The web layer gives the shared engine browser-specific side effects:

  • onTitleUpdate: updates document.title
  • onTimerDataUpdate: writes computed snapshot data into timeTrackerManagerStore
  • onTimerStop: clears runtime snapshot data and resets the tab title
  • onPomodoroPhaseTransition: triggers toast, sound, and browser notifications
  • onLongBreakComplete: shows the long-break completion notification flow

This split is important: browser behavior lives in web, but timer math and workflow do not.

At a high level, the stop and submit flow is now:

User stops/submits tracker
-> shared engine computes effective session times and rounding
-> web wrapper calls package actions
-> work time entry is created in shared collections
-> linked appointment may be updated
-> time tracker state is stopped in persisted data
-> runtime snapshot is removed from `timeTrackerManagerStore`
-> PowerSync syncs the resulting data

So the timer-to-work-entry conversion is no longer a local-only transformation.

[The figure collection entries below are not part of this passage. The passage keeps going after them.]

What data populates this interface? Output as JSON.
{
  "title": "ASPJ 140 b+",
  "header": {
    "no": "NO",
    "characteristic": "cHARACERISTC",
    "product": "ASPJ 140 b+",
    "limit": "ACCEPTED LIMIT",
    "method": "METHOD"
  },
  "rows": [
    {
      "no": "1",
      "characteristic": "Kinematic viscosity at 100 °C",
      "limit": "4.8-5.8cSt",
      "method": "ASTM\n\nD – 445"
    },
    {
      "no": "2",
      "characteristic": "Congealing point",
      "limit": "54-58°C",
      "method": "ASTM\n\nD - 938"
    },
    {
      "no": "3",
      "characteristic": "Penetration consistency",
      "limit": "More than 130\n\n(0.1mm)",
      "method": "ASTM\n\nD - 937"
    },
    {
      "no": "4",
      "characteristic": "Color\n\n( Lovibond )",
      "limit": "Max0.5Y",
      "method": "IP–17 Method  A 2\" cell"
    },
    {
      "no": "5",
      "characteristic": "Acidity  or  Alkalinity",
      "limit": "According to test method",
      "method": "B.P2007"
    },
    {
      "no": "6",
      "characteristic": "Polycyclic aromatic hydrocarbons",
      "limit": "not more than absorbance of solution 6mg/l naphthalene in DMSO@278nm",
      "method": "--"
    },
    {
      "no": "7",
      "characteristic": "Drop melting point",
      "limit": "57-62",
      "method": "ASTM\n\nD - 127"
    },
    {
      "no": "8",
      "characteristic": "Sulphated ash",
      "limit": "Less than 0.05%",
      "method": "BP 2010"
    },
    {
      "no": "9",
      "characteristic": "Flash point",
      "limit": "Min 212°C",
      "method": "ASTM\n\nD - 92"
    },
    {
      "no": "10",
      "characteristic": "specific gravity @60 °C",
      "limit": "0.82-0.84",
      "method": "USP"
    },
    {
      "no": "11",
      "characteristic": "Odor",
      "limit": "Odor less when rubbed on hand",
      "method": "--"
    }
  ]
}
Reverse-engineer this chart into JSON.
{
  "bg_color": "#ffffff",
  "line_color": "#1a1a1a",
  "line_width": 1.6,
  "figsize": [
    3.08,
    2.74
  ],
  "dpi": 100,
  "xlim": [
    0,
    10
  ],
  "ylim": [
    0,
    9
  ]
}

Pomodoro behavior is a joint feature across the shared engine and web notifications.

Web contributes:

  • preferences from settingsStore
  • toast, browser, and sound notification functions from pomodoroNotifications.tsx
  • Pomodoro row UI and settings modal

Shared engine contributes:

  • phase timing
  • phase transitions
  • auto-start and auto-continue decisions
  • auto-submit behavior after long-break cycles

Even though timers are now persisted elsewhere, the local store still matters because it caches fast-changing computed values that are expensive or awkward to keep in the synced entity itself:

  • formatted active time
  • rounded display time
  • money earned
  • current running count for shell badges and indicators

This keeps the persisted tracker entity clean while still letting the UI update frequently.

Stay in apps/web/src/components/TimeTracker/ and related web hooks and stores.

Check the shared engine and package actions first:

  • @life-manager/shared/hooks
  • @life-manager/db/actions
  • @life-manager/db/types

Do not only patch the web store. You will usually need coordinated changes in:

  • shared DB types and schema
  • collection, query, and action logic
  • shared timer engine
  • web rendering and runtime mapping

That is the main architectural shift compared with older versions of the feature.